I have been reading a lot recently about the ethics of design.
These authors make some good points about how designers should be using our problem solving skills to solve some of the bigger problems in the world rather than another app which solves yet another first world problem. Or how we should make sure that we do not use dark patterns within our designs. Or even the fact that if we are very good at our jobs and reduce all the friction and make using these apps and sites so easy and totally frictionless we end up making it too easy for people to lose hours scrolling and watching cat videos.
This is all well and good but I think there are a couple of problems with these arguments.
"I doubt if any designer truly wants to do any of these things or thinks they are good design"
So yes we should be using our problem solving skills to make the world a better place but we also need to make a living. The likelihood that you can find a job working on the really big questions is slim, however there is nothing to stop you at least working for a company you believe in.
My last company allowed commuters in America to buy train tickets and then use the ticket on their phone. It does not sound that big a deal but think of the environmental good this is doing - no more paper tickets; think about how much more accessible this will make travelling for someone with an issue which would make using the ticket machines difficult; and think about the poor New York commuters who can queue for up to an hour every morning just to buy their tickets from these difficult machines - they can buy their ticket from the comfort of their home and have an extra hour in bed.
My current company sell sports equipment and clothing with a deep belief that everyone should be able to enjoy sport for the best price possible. I love running and know how good it can be for your mind and body and so truly believe that anything we can do to help more people engage with sport the better.
Then there is the issue of dark patterns, that thing where we make it hard for you to delete your account, or make it impossible to use the site without signing up for a newsletter that you do not want, or even that endless scroll.
I doubt if any designer truly wants to do any of these things or thinks they are good design, but again we still need to make a living and some companies really do not understand why these designs are bad and will back fire on them. If you are asked to design dark patterns and you cannot educate your company against doing that then you need to look for a new job.

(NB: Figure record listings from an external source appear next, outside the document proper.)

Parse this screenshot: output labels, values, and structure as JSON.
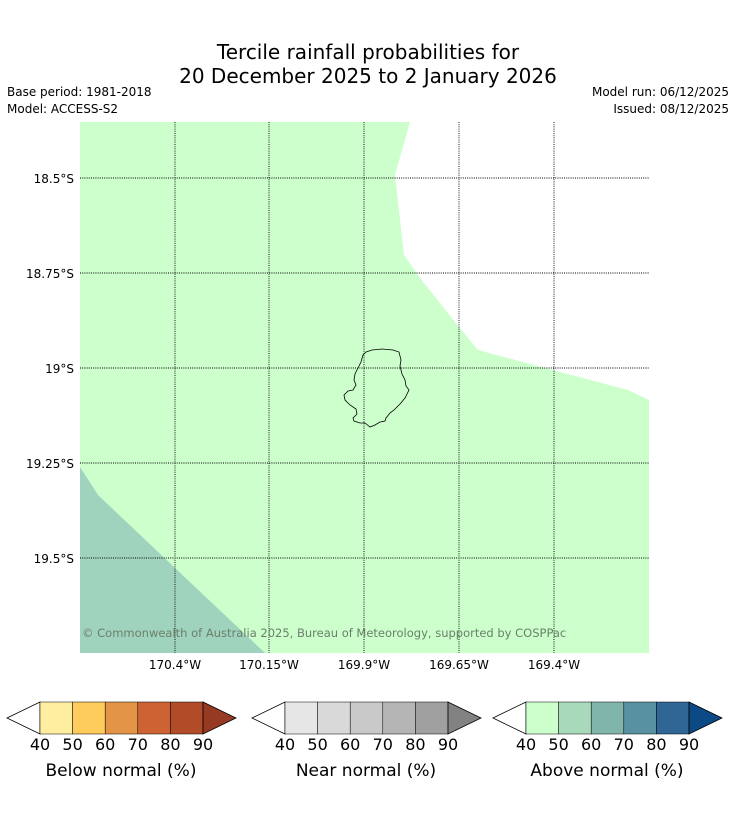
{
  "title": {
    "line1": "Tercile rainfall probabilities for",
    "line2": "20 December 2025 to 2 January 2026"
  },
  "meta": {
    "base_period": "Base period: 1981-2018",
    "model": "Model: ACCESS-S2",
    "model_run": "Model run: 06/12/2025",
    "issued": "Issued: 08/12/2025"
  },
  "map": {
    "latitude_labels": [
      "18.5°S",
      "18.75°S",
      "19°S",
      "19.25°S",
      "19.5°S"
    ],
    "longitude_labels": [
      "170.4°W",
      "170.15°W",
      "169.9°W",
      "169.65°W",
      "169.4°W"
    ],
    "copyright": "© Commonwealth of Australia 2025, Bureau of Meteorology, supported by COSPPac",
    "colors": {
      "above_40_50": "#ccffcc",
      "above_50_60": "#a0d3bd",
      "land_outline": "#000000"
    }
  },
  "legends": [
    {
      "label": "Below normal (%)",
      "ticks": [
        "40",
        "50",
        "60",
        "70",
        "80",
        "90"
      ],
      "colors": [
        "#ffffff",
        "#ffeda0",
        "#fecc5c",
        "#e39446",
        "#cd6233",
        "#b14b28",
        "#973a24"
      ]
    },
    {
      "label": "Near normal (%)",
      "ticks": [
        "40",
        "50",
        "60",
        "70",
        "80",
        "90"
      ],
      "colors": [
        "#ffffff",
        "#e6e6e6",
        "#d9d9d9",
        "#c9c9c9",
        "#b5b5b5",
        "#a0a0a0",
        "#828282"
      ]
    },
    {
      "label": "Above normal (%)",
      "ticks": [
        "40",
        "50",
        "60",
        "70",
        "80",
        "90"
      ],
      "colors": [
        "#ffffff",
        "#ccffcc",
        "#a8d9bb",
        "#80b5ab",
        "#5892a0",
        "#306695",
        "#0c4a85"
      ]
    }
  ]
}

So I would argue that if we created a code of ethics for design, then our employers also need to sign up for it too. As a designer in a company working as part of a team there are often far more things at play than what the designer has done. I have had work changed by the product owner without even talking to me about it because they think there is a small problem which could be easily fixed by XYZ even if there are other things to consider.
I can argue until I am blue in the face, but I only have so much power and if we do not have the time or budget my designs may well be amended, sometimes without my knowledge, and there is not much I can do about it.
After all I cannot just refuse to work on something because I do not agree with what my stakeholders or project owner are asking for. It is going to happen whether I agree or not, unless I can convince them that it really is a bad idea. It is more likely that they will want to test it, so then I have to do two designs - the one I have faith in and the one that they want. Then just pray my design wins.
So while we can work as ethically as possible, for this to truly work we need our employers to sign up too. Seeing as some companies are still working out what UX is and how it can help them I cannot see this happening any time soon. I hope this is different within companies who actually have Heads of Design on the Board, but it would not surprise me to find they have the same problems.